Train LLAMA-2 on a Small GPU
Training a LLM model is hard without GPU but we can use LORA and QLORA
4-bit quantization via QLoRA allows efficient finetuning of huge LLM models on consumer hardware while retaining high performance. This improves accessibility and usability for real-world applications.

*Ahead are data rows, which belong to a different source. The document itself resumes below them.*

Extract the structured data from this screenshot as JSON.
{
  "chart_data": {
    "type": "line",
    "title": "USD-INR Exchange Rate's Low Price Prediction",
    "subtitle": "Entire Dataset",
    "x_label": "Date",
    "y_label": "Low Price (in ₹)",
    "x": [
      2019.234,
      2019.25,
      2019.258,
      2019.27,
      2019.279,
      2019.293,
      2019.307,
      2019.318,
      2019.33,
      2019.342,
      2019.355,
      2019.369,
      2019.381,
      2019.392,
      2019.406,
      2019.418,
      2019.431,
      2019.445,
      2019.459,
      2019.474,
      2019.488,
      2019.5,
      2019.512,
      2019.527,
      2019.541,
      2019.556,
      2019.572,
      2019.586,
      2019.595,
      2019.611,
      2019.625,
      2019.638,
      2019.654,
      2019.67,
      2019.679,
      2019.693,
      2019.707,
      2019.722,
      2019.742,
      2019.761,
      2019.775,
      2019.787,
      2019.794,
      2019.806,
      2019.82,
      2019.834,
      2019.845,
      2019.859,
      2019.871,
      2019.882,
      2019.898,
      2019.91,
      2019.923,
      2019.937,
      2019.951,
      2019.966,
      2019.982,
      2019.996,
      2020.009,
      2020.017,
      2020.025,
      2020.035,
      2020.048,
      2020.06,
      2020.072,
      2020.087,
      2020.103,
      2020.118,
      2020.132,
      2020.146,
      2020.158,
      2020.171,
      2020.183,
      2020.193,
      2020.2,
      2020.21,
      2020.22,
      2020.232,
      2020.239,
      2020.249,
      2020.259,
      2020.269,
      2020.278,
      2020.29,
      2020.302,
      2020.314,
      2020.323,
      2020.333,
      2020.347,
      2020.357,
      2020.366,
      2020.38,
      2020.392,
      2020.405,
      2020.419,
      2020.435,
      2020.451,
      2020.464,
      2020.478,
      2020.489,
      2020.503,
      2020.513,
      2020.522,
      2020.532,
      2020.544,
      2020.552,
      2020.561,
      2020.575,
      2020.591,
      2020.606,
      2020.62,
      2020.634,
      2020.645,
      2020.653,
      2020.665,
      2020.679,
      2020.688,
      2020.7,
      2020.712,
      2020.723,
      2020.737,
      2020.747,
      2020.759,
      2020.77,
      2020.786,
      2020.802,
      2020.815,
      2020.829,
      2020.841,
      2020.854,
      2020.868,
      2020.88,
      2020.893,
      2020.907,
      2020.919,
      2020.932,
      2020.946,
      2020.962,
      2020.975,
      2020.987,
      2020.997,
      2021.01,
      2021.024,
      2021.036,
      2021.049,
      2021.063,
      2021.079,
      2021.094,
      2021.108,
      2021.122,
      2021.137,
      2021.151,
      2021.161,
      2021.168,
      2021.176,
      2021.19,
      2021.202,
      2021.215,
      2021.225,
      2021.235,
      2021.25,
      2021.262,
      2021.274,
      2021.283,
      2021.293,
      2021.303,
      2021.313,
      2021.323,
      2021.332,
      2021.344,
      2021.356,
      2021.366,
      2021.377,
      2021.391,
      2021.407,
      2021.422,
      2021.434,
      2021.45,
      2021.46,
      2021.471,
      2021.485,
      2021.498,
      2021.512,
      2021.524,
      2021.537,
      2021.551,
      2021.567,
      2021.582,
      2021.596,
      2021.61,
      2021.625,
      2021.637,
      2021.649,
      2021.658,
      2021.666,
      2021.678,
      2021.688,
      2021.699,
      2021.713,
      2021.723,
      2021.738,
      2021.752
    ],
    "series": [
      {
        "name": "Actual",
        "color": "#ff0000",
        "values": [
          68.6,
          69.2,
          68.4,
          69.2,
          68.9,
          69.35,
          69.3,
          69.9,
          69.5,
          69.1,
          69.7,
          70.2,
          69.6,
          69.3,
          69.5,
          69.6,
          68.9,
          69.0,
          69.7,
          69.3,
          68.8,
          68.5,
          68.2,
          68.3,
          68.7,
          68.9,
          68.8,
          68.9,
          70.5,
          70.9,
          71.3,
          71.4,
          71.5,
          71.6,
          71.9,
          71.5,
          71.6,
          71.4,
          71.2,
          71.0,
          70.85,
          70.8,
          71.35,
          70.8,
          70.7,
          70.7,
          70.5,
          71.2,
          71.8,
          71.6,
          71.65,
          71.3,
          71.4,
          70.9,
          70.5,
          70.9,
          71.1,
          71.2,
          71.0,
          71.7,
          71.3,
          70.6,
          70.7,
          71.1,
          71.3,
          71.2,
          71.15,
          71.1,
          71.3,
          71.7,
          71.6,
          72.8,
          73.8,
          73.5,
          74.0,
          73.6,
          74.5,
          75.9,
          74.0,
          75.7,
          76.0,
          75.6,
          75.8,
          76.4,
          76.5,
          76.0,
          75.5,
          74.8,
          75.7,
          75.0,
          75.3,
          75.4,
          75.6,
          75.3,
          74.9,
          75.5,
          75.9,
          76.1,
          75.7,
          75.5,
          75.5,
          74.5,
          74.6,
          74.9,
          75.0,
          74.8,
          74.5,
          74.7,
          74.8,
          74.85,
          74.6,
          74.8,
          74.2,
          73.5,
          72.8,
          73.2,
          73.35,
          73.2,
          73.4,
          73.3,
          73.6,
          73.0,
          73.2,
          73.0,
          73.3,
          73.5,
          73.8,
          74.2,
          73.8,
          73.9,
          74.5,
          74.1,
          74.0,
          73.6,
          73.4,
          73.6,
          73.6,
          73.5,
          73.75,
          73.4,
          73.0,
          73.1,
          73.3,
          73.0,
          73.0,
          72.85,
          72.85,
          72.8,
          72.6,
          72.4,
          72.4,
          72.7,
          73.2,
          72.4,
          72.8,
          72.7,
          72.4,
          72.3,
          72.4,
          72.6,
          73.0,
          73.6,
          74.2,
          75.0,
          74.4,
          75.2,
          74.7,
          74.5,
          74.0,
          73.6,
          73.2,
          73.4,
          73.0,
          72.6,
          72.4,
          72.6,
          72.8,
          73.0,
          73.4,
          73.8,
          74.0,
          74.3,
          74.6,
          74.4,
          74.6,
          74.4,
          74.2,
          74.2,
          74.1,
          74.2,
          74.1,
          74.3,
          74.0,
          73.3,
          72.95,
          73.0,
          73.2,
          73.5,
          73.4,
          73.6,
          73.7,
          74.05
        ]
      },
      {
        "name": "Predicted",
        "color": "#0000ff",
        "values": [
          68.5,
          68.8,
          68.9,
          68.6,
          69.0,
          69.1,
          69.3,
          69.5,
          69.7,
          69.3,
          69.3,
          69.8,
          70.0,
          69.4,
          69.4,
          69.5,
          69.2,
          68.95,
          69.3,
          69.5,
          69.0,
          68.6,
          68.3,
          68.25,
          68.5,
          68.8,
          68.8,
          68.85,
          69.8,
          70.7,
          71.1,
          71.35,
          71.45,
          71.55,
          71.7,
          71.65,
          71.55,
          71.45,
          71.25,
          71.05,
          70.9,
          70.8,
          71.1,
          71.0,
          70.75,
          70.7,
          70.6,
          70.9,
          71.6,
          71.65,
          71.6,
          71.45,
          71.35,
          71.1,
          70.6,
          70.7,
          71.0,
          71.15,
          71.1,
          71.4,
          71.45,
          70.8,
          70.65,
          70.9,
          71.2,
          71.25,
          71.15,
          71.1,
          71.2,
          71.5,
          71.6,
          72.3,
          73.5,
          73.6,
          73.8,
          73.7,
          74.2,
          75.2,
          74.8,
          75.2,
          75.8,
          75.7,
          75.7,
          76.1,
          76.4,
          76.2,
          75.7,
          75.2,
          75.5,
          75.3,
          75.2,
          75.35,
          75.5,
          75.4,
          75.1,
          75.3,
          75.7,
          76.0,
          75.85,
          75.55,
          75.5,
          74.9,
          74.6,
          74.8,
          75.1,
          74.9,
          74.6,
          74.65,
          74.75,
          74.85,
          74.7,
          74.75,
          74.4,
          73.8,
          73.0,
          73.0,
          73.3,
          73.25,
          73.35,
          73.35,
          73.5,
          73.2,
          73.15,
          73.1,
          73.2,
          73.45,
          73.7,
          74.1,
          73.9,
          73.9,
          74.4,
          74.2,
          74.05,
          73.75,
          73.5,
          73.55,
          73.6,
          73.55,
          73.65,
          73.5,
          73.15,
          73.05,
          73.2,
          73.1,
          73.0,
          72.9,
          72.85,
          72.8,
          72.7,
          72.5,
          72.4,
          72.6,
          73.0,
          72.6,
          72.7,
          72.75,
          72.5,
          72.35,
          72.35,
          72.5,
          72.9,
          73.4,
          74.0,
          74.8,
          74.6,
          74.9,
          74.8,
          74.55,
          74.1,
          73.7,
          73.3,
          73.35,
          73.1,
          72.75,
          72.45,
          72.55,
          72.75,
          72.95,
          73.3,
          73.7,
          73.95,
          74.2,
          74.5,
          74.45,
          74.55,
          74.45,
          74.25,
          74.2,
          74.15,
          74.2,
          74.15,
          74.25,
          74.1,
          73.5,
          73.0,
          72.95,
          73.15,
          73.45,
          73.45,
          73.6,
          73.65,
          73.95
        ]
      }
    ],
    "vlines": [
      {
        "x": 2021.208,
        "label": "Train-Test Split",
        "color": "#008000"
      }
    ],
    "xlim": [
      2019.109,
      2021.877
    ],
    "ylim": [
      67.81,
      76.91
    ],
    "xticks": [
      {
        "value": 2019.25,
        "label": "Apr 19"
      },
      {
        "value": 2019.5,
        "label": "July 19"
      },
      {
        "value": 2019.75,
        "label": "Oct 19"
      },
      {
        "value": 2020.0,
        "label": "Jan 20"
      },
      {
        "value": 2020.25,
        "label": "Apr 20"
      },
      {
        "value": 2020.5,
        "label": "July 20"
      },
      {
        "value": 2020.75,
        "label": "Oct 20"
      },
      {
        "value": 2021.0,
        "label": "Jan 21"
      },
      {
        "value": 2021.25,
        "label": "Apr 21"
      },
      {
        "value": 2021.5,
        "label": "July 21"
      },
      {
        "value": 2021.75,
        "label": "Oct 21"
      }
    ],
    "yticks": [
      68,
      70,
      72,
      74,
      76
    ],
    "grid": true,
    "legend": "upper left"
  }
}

QLoRA quantizes a pre-trained language model to 4 bits and freezes the parameters. A
During fine-tuning, gradients are backpropagated through the frozen 4-bit quantized model into only the Low-Rank Adapter layers.
The 4-bit quantization does not hurt model performance.
Quantization
In this post we use 4bit quantization
pip install bitsandbytes
...
quant_config = BitsAndBytesConfig(
	load_in_4bit=True,
	bnb_4bit_quant_type="nf4",
	bnb_4bit_compute_dtype=getattr(torch, "float16"),
	bnb_4bit_use_double_quant=False,
)
Training parameters
pip install peft_params
...
peft_params = LoraConfig(
	lora_alpha=16,
	lora_dropout=0.1,
	r=64,
	bias="none",
	task_type="CAUSAL_LM",
)
training_params = TrainingArguments(
	output_dir="./results",
	num_train_epochs=1,
	per_device_train_batch_size=4,
	gradient_accumulation_steps=1,
	optim="paged_adamw_32bit",
	save_steps=25,
	logging_steps=25,
	learning_rate=2e-4,
	weight_decay=0.001,
	fp16=False,
	bf16=False,
	max_grad_norm=0.3,
	max_steps=-1,
	warmup_ratio=0.03,
	group_by_length=True,
	lr_scheduler_type="constant"
)
trainer = SFTTrainer(
	model=model,
	train_dataset=dataset,
	peft_config=peft_params,
	dataset_text_field="text",
	max_seq_length=None,
	tokenizer=tokenizer,
	args=training_params,
	packing=False,
)
Prepare Docker
Below how to configure the docker to run on RTX A3000
Base Image
FROM nvidia/cuda:12.1.1-base-ubuntu20.04
Set environment variables
Install system dependencies
RUN apt-get update
RUN apt-get install -y \
		git \
		python3-pip \
		python3-dev \
		python3-opencv \
		libglib2.0-0
Install PyTorch and torchvision
RUN pip3 install torch torchvision torchaudio -f https://download.pytorch.org/whl/cu121
Install any python packages you need
COPY requirements.txt requirements.txt
RUN python3 -m pip install notebook accelerate peft bitsandbytes transformers trl tensorboard
Full code
full code is there
https://github.com/venergiac/training_LLAMA-2_QLORA
Buil docker:
docker compose build
Start docker:
docker compose run
Open the jupyter and check it with nvidia-smi.